L'itinéraire professionnel de Samir Amin a été rappelé par monsieur Boutaleb : il a été le fondateur du CODESRIA, une institution africaine de recherche en sciences sociales implantée à Dakar au début des années 70, grâce au mécénat international privé. Simultanément, il contribue, toujours à Dakar, à la création de l'Institut Africain de Développement Économique et de Planification (IDEP), qui dépend de la Commission Régionale des Nations-unies pour l'Afrique (CEA) dont le siège est à Addis-Abeba. Enfin il met en place, toujours à Dakar, le Forum du Tiers-Monde (FTM) et, en 1972, une ONG internationale baptisée ENDA (Environnement et Développement du Tiers-Monde). Elle était dirigée initialement par Jean Bugnicourt, un géographe français, qui a organisé de nombreux cycles d'études, en collaboration avec Samir Amin, dont celui tenu à Cotonou en 1978 sur la «Gestion participative des villes africaines», financé par Infosec, une organisation caritative allemande. J'ai eu l'honneur d'y participer en tant que membre maghrébin, en même temps qu'un universitaire tunisien (Hedi Eckert) et un maire marocain. Beaucoup plus tard, en septembre 2003, un colloque organisé conjointement par le CODESRIA et le CRASC à la Ligue arabe du Caire, était consacré à la coopération sud-sud et au rôle joué par la sous-région Afrique du Nord (suivant le découpage géographique de la CEA). Samir Amin, qui résidait au Caire à l'époque, a présidé à la clôture des travaux. J'étais chargé d'assurer la direction scientifique de la publication pour le compte du CODESRIA (cf. «les identités régionales et la dialectique sud-sud en question»).

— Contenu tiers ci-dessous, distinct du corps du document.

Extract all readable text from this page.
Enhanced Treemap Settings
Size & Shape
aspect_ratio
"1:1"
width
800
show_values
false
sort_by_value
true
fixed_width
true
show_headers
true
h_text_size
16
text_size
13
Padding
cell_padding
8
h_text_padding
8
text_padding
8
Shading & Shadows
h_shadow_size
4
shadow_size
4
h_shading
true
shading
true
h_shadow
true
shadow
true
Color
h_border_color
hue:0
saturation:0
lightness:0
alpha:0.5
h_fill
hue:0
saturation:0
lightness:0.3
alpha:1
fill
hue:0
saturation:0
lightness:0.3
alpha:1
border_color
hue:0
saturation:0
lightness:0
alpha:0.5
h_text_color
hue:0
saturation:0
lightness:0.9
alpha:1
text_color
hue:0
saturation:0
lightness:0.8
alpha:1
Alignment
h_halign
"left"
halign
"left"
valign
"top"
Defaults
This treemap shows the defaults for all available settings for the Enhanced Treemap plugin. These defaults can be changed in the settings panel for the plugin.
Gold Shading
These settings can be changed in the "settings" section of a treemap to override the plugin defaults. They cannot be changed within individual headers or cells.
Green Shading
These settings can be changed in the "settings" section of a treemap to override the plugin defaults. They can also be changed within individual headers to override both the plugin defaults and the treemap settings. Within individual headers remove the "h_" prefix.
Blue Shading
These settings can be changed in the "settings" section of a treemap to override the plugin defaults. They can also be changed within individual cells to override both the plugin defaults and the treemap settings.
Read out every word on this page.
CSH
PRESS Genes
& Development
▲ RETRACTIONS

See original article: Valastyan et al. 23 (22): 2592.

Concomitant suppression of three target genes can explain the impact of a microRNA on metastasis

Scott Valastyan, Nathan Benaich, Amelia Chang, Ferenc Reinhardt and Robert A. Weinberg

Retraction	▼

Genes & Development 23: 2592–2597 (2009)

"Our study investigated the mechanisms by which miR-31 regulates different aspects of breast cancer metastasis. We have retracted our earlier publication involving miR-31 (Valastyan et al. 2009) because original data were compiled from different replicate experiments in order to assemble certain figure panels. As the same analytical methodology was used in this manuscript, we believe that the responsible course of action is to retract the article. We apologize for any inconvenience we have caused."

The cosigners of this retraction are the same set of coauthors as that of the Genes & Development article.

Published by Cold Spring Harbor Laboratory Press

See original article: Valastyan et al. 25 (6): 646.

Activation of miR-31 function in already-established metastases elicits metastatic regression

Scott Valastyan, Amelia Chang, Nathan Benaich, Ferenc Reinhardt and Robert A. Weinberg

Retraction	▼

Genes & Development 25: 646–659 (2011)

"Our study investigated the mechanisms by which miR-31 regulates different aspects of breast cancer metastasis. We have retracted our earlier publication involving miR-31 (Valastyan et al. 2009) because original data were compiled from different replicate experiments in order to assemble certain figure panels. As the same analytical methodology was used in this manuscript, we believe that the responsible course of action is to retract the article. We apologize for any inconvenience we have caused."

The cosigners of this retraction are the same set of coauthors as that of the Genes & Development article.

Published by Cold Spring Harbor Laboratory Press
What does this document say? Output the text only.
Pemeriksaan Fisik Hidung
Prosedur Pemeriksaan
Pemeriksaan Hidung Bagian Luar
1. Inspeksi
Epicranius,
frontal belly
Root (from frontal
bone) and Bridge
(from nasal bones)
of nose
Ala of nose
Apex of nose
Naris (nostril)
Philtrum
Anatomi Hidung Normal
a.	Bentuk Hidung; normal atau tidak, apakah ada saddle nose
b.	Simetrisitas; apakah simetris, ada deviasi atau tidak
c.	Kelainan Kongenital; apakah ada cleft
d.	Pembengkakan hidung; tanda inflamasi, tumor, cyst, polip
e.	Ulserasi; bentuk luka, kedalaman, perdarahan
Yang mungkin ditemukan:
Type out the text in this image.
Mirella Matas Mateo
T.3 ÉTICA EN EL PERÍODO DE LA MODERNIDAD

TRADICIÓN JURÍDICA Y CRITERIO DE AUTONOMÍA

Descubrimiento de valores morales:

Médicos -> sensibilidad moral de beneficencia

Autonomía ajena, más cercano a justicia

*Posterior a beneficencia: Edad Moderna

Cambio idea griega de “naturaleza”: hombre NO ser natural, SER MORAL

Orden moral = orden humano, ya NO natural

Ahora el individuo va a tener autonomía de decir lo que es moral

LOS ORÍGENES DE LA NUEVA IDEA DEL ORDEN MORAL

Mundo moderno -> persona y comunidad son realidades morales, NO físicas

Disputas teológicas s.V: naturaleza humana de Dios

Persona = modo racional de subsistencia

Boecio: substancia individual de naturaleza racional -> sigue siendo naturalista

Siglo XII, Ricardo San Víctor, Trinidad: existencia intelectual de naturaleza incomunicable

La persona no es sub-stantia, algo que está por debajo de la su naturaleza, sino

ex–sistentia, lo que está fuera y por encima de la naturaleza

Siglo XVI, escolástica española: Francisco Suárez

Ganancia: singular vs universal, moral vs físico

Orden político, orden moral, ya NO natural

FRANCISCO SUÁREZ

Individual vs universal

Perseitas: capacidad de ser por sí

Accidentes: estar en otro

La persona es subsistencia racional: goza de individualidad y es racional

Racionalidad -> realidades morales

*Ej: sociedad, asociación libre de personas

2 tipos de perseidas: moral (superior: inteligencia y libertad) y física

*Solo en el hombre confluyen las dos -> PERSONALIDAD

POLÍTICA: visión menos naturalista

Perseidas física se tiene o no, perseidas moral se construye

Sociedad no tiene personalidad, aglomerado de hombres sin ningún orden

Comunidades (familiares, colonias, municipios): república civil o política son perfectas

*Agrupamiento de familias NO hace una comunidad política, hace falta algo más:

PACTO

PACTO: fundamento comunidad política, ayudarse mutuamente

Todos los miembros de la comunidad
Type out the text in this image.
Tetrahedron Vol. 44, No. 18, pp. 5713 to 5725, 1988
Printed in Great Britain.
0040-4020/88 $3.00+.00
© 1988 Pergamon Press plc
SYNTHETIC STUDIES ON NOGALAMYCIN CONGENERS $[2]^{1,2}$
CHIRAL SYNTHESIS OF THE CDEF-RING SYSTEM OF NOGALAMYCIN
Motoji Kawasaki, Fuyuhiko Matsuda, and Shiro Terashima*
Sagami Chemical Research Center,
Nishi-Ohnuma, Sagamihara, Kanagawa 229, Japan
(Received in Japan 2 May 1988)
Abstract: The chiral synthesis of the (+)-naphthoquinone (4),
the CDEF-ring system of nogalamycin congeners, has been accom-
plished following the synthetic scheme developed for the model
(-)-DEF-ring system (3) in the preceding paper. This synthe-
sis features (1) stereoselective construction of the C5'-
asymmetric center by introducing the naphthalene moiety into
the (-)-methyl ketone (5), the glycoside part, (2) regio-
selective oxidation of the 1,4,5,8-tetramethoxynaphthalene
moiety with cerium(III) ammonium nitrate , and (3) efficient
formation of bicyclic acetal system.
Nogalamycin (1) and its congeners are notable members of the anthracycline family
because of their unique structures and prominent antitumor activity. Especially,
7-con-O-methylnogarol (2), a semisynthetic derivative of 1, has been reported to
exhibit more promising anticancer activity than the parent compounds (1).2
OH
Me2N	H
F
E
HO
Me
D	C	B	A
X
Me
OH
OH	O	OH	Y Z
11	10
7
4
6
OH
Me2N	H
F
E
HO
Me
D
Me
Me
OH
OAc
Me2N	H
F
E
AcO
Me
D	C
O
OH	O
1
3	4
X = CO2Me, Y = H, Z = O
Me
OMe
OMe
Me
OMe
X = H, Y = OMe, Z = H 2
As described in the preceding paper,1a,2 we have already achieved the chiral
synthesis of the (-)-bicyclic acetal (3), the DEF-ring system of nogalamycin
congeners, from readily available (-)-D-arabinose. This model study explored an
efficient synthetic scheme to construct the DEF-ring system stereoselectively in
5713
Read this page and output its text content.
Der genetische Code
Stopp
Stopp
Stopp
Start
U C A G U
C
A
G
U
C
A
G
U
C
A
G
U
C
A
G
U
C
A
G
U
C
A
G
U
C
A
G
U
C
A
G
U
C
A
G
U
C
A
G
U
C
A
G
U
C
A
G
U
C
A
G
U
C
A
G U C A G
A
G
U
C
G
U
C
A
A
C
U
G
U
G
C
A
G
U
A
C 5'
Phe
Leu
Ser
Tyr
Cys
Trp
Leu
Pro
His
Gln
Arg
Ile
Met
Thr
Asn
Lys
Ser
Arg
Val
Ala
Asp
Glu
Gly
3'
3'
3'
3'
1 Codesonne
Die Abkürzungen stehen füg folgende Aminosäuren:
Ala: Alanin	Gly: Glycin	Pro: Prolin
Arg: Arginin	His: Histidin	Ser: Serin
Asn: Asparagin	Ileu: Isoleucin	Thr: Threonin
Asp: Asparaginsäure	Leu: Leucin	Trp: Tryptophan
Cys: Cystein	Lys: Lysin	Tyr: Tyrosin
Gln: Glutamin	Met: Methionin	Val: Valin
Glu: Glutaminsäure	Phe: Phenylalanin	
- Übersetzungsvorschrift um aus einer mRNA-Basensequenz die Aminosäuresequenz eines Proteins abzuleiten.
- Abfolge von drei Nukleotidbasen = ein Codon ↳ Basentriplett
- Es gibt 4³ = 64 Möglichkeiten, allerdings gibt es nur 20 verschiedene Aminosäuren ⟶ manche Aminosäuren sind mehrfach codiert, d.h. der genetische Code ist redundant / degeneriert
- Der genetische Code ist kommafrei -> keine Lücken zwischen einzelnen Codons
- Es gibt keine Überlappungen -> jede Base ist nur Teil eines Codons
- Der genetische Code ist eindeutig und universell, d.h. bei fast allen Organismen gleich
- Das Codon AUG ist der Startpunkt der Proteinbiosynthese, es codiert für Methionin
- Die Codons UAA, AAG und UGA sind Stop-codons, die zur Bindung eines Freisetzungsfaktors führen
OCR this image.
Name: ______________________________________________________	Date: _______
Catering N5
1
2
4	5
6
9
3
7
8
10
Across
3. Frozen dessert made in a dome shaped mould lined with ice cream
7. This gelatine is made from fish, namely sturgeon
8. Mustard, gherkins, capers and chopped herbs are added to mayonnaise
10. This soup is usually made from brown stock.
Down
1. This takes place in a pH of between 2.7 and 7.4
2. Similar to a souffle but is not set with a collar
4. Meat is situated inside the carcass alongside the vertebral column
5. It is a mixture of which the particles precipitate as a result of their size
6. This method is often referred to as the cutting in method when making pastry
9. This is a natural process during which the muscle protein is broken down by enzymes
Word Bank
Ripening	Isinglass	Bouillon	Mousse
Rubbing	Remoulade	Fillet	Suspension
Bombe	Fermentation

Enfin, un aspect moins connu du public concerne le rôle, fût-il momentané, joué par Samir Amin en Algérie. En 1963, j'étais recruté comme administrateur civil à la Direction Générale du Plan et des Études Économiques, qui dépendait de la Présidence. Feu Abdelmalek Temmam, alors directeur, nous a réunis pour accueillir un expert du Bureau d'Assistance Technique des Nations unies (BEAT/NU). Il s'appelait Samir Amin. Sa mission consistait à nous conseiller en matière de comptabilité nationale. L'assistance était composée de Abdellah Khodja, Abderrahmane Kiouane, Atek, Keramane, Houhat, Fatima Bouzina, Oubouzar et quelques autres dont j'ai oublié le nom. La qualité des débats, qui ont pris deux jours, est restée longtemps gravée dans ma mémoire, et surtout empreinte de fierté pour mon pays. Parmi l'équipe du Plan, quelques-uns sont devenus ministres, d'autres nous ont quittés à jamais. Samir Amin, que j'ai connu pour la première fois en 1963 et rencontré pour la dernière fois en 2003, vient de nous quitter aussi. Il a marqué notre jeunesse, nous ne l'oublierons pas.

(*) Professeur émérite des universités, professeur contractuel (en retraite) à l'université de Tlemcen.